Arizona's Brewer raised hopes for the Medicaid expansion to go forward in "red states" after overcoming opposition from her own party members by calling a special legislative session and threatening to veto other bills until lawmakers approved the expansion.

Some states have sought to overcome impasses by striking political agreements that would impose new costs on would-be beneficiaries. But negotiations have not always borne fruit, and the federal government has yet to approve any innovations. In Michigan, Senate Republicans declined to vote on a compromise measure that would require new Medicaid enrollees to pay 5 percent of their income on medical expenses, rising to 7 percent after four years.

Other states have considered proposals to make the expansion temporary or use federal Medicaid funds to purchase private insurance plans that could require the poor to meet deductibles and co-pays.

The Obama administration is leaving the door open for states to reconsider their Medicaid position on a quarterly basis in hopes that more will sign on.

2014 PROSPECTS SLIPPING

Meanwhile, Kasich and Snyder are struggling to make sure healthcare benefits are available for more than 820,000 people who live below the poverty line in their states - 474,000 in Ohio and 350,000 in Michigan, according to state estimates.

But the prospects for coverage in 2014 are slipping. Ohio lawmakers nixed Kasich's Medicaid expansion proposal from the new state budget. Snyder says a decision for Michigan needs to come within the next few weeks, but the state's Senate Republican leader, Randy Richardville, has said lawmakers will spend the summer reviewing the issue.

Kasich acknowledges that the Medicaid expansion may have to wait but believes his message will get through. "I will not give up this fight until we get this done, period, exclamation point," he recently told reporters in a hallway briefing in Columbus. "This is not a support of Obamacare.
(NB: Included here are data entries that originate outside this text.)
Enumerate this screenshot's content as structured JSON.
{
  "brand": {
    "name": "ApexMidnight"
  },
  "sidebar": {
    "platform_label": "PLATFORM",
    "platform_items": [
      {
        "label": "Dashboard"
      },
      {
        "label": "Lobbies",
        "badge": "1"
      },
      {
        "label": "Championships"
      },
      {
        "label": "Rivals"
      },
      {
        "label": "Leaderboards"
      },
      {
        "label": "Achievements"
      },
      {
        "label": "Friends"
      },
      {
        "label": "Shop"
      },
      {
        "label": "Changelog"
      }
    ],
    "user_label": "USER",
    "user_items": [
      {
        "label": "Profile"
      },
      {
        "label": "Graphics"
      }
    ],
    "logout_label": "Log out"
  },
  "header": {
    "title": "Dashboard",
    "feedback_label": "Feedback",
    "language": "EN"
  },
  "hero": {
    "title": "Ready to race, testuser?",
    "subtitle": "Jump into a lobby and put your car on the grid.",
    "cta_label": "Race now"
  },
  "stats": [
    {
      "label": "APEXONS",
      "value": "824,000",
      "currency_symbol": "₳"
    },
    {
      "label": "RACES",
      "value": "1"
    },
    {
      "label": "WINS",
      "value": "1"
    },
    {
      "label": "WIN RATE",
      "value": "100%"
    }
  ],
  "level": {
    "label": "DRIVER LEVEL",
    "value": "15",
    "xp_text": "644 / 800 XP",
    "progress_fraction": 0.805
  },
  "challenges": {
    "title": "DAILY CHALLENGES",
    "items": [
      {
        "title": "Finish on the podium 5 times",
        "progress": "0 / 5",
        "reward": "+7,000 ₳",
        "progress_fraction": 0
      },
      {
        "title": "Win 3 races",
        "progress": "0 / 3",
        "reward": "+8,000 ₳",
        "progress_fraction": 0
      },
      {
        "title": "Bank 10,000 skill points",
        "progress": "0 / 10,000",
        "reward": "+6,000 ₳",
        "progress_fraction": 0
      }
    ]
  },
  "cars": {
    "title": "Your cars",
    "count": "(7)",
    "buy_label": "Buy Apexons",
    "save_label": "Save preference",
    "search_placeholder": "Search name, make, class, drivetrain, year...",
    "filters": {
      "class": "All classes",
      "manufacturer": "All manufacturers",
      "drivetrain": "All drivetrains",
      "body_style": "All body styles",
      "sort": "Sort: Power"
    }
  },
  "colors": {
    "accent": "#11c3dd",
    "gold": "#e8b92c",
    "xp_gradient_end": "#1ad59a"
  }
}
This is a support of helping our communities, our healthcare systems - the poor, the disabled, the addicted and the mentally ill."

The real change may come only after midterm elections for Congress next year, as state leaders wait to see whether Republicans retain control of the House of Representatives and gain control of the Senate.

"If Republicans get control of the Senate and the House, they'll dramatically try to limit this bill. If they don't get control, many of the states saying no to Medicaid will actually start saying yes," said Harvard's Blendon.